In a joint survey by China’s online job site Boss Zhipin and the microblogging platform Weibo in 2019, only 10.6% of workers surveyed said they rarely worked overtime, while 24.7% worked overtime every day.  

Long work hours can benefit workers, Jack Ma explained in 2019. “Since you are here, instead of making yourself miserable, you should do 996,” Ma said in a speech at an internal Alibaba meeting that was later shared online. “Your 10-year working experience will be the same as others’ 20 years.” 

But the tech community had already started to fight back. Earlier that year, a user created the domain 996.icu. A repository of the same name was launched on GitHub a few days later. The name means that “by following the 996 work schedule, you are risking yourself getting into the ICU (intensive care unit),” explains the GitHub page, which includes regulations on working hours under China’s labor law and a list of more than 200 companies that practice 996.  

Within three days, the repository got over 100,000 stars, or bookmarks, becoming the top trending project on GitHub at that time. It was blocked not long after by Chinese browsers including QQ and 360, ultimately disappearing entirely from the Chinese internet (it is still available through VPNs). 

The 996.icu project was quickly followed by the Anti-996 License. Devised by Yan and Katt Gu, who has a legal background, the software license allows developers to restrict the use of their code to those entities that comply with labor laws. In total, the Anti-996 License has been adopted by more than 2,000 projects, Yan says. 

State involvement 

Today, 996 is facing increasing public scrutiny from both Chinese authorities and the general public. After a former employee at the agriculture-focused tech firm Pinduoduo died in December 2020, allegedly because of overwork, China’s state-run press agency Xinhua called out overtime culture and advocated for shorter hours. 

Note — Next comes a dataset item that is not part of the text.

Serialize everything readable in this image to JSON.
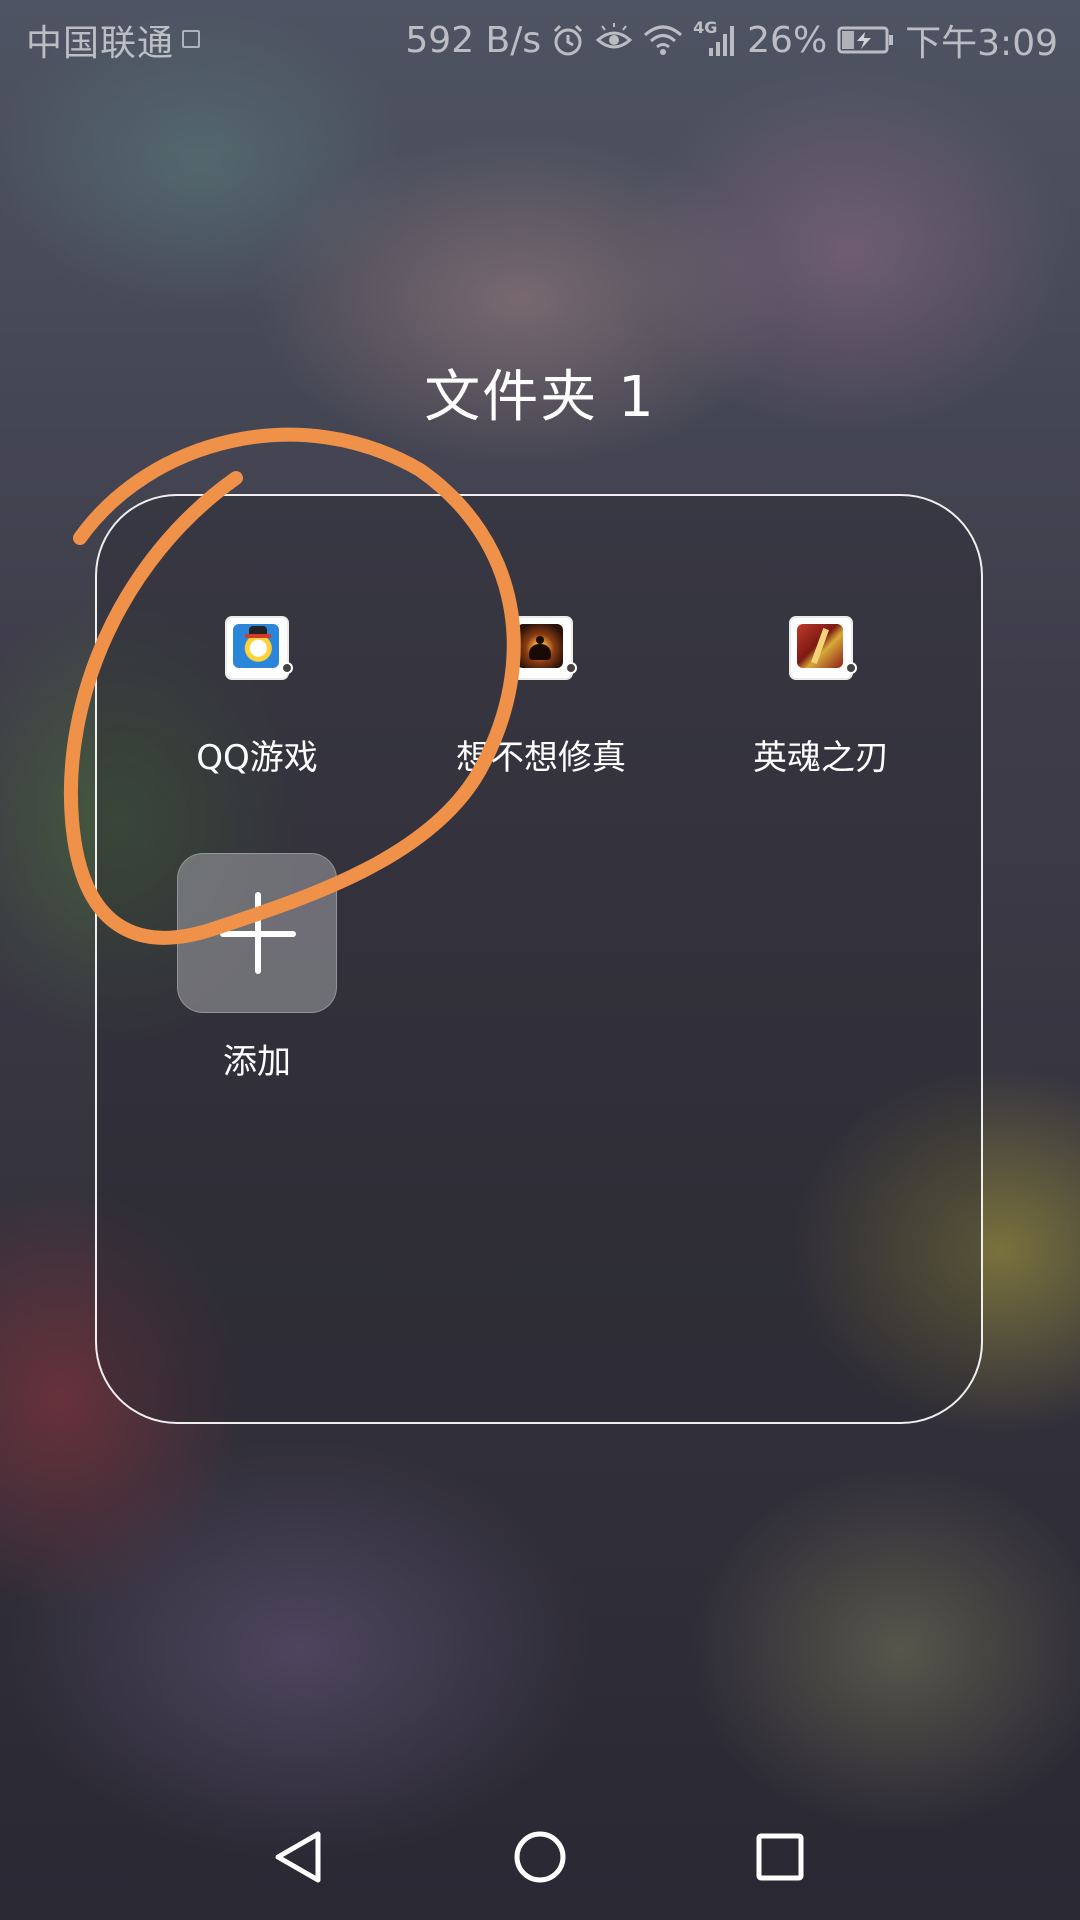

And on August 26, China’s Ministry of Human Resources and Social Security and the Supreme People’s Court jointly published guidelines and examples of court cases on overtime, sending reminders to companies and individuals to be aware of labor laws. But even though authorities and state media seem to be taking a tougher stand, it is unclear when or if the rules that make 996 illegal will be fully enforced. 

Some companies are making changes. Anthony Cai, a current employee of Baidu, says working six days a week is quite rare in big companies nowadays. This year, several tech companies including and ByteDance, the developer of TikTok, canceled “big/small weeks,” an emerging term in China that refers to working a six-day schedule every other week. “Working on Saturday is not that popular anymore,” Cai says. “However, staying late at the office is still very common, which is not usually counted as overtime hours.”  

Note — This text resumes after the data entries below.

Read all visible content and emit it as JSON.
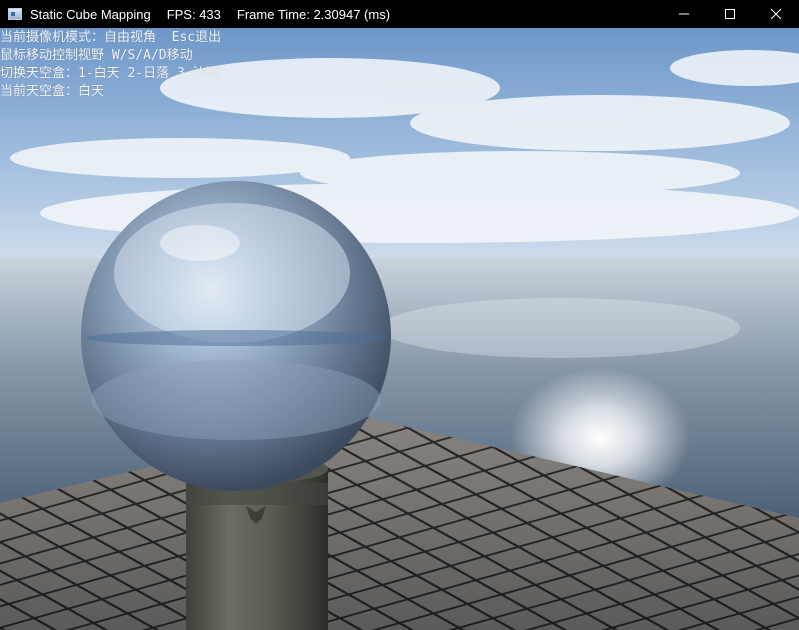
{
  "window": {
    "title": "Static Cube Mapping",
    "fps_label": "FPS: 433",
    "frame_time_label": "Frame Time: 2.30947 (ms)",
    "icons": {
      "minimize": "minimize-icon",
      "maximize": "maximize-icon",
      "close": "close-icon"
    }
  },
  "overlay": {
    "lines": [
      "当前摄像机模式：自由视角  Esc退出",
      "鼠标移动控制视野 W/S/A/D移动",
      "切换天空盒：1-白天 2-日落 3-沙漠",
      "当前天空盒：白天"
    ]
  }
}
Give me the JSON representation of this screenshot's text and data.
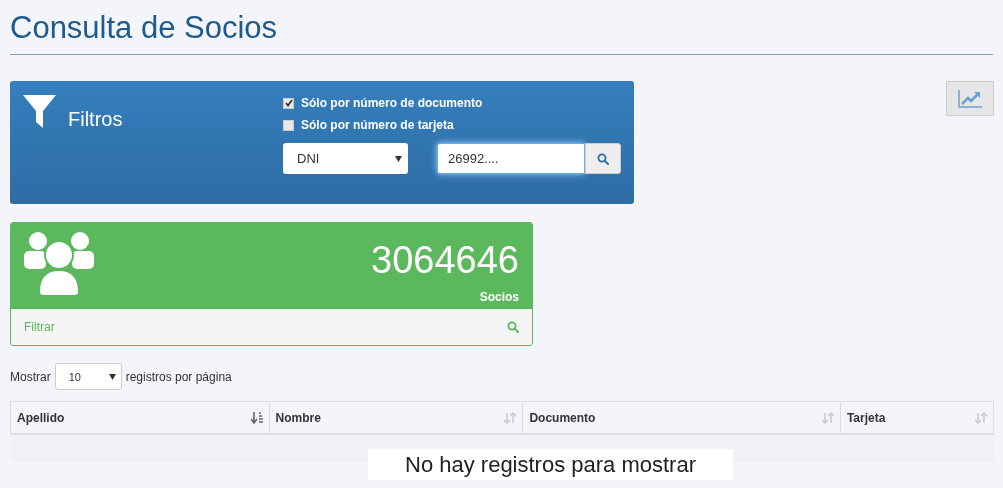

In the future, companies may have to scale further back on overtime to attract young applicants. Faper Fu, a university student in Nanjing, says he has little interest in accepting 996 when he enters the job market. “If I am getting paid a lot, I may consider it,” he says. “But it is not my long-term plan 100%. Having work and life balance is very important to me.”  

Cary Cooper, a professor of organizational psychology and health at Alliance Manchester Business School in the UK, thinks Chinese companies will pull away from overtime culture when they see evidence of the impact that long hours have on the health and productivity of workers. “There is no evidence that if people consistently work long hours, their productivity level will increase—it’s the opposite,” he says.  

In the meantime, Cooper says, younger generations “won’t stop fighting for a good quality of working life.” 

“996 will only make human machines,” wrote  秃头才能变强. “And the only result of a dry human battery is being thrown into the trash can after the battery goes dry.”